While the West engaged in complex and controversial foreign policy and military activities, from Afghanistan, through Iraq, Libya, Egypt, to Syria and beyond, the Russian Federation exploited the cracks that these activities left behind. The Russian Federation, by supporting the Libyan National Army of Marshal Haftar, managed to secure influence in Libya. In Syria, support for Assad’s forces turned the Russian Federation into a permanent player in the Middle East, which not only increased the influence of the Russian Federation, but also awakened nostalgia for the projection of power over the Middle East, as was once present with the Soviet Union and the Russian Empire. 

Russia’s strategic penetration and influence in the Middle East are not yet solid and skilled enough to limit the potential damage to Russian interests that the conflict between Israel and Hamas produces. Military and diplomatic expansion of the Russian Federation on several fronts, with a primary focus on the conflict in Ukraine, opened the possibility of rapprochement between the Russian Federation and Iran in the form of military cooperation and support in international forums, ordered to avoid sanctions.
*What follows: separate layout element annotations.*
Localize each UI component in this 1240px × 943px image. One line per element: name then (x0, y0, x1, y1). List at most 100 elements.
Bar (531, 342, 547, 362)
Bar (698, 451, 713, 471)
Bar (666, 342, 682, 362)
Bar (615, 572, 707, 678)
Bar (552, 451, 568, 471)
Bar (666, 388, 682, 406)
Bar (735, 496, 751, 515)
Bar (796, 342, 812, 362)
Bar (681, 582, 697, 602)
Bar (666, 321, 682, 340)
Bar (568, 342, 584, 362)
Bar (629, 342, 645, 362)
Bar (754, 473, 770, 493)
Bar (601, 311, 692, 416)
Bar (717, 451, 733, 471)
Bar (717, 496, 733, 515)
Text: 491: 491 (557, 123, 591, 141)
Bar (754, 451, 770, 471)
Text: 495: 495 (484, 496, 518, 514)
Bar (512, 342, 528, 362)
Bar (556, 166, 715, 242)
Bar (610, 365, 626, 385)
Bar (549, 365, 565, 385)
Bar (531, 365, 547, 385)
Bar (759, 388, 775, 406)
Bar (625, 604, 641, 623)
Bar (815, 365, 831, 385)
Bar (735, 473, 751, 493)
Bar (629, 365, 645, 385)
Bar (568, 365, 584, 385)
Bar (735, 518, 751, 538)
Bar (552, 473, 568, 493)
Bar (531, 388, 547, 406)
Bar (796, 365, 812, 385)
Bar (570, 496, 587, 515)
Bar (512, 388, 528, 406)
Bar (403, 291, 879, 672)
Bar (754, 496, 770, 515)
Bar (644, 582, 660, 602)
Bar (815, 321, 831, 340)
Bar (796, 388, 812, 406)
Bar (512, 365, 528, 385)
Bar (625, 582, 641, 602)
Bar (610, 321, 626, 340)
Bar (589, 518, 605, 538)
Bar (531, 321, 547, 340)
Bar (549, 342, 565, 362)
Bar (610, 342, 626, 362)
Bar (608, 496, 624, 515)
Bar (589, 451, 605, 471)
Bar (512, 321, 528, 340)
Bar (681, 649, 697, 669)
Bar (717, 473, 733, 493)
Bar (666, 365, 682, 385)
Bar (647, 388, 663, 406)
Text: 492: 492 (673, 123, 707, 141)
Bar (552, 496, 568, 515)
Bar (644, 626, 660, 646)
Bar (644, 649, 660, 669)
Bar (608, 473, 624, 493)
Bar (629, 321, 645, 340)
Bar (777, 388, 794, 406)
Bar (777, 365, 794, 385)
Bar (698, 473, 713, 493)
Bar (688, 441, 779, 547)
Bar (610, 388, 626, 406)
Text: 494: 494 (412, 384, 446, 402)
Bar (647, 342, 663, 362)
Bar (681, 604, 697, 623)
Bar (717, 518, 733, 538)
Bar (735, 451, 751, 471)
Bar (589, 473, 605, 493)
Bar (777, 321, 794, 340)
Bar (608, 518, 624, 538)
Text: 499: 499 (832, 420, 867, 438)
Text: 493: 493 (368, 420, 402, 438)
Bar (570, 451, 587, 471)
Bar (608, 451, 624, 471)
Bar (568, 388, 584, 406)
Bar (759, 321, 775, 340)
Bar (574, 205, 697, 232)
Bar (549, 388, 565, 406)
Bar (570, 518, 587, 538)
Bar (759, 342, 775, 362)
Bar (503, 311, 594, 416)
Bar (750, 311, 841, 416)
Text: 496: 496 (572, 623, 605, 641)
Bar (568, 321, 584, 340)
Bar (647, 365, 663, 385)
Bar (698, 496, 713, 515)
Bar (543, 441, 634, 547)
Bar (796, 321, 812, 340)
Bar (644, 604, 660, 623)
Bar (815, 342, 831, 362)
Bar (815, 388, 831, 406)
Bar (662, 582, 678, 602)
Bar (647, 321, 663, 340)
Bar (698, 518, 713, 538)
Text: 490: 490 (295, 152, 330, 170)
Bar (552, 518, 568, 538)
Iran’s supply of missiles, artillery ammunition and drones to Russia is a solid support for further pressure of the Russian military on Ukraine, while on the other hand, the Russian sale of Sukhoi-35, Yak-130 and Mi-8 combat helicopters provides Iran with sufficient power to protect its own air defense space and limited “excursions” into the airspace of neighboring countries.

The complexity of relations in the Middle East also requires a thorough understanding of this area, which entails studying thousands and thousands of pages to understand the historical processes there, but also an area where fate, black swans and individual hasty decisions can change the wheel of history and the direction of all humanity.

It is up to Serbia to thoroughly observe the events in the Middle East and take appropriate decisions for the advancement and protection of its interests – every decision made in relation to the Middle East is also reflected in all the major capitals of the world, especially in Washington DC, where Serbia is already taking good steps in finding new allies in influential organizations such as AIPAC (Israel-American Public Affairs Committee).

It remains to be seen in which direction the wheel of history will turn in the Middle East and whether we will once again have another absolutely fragmented region.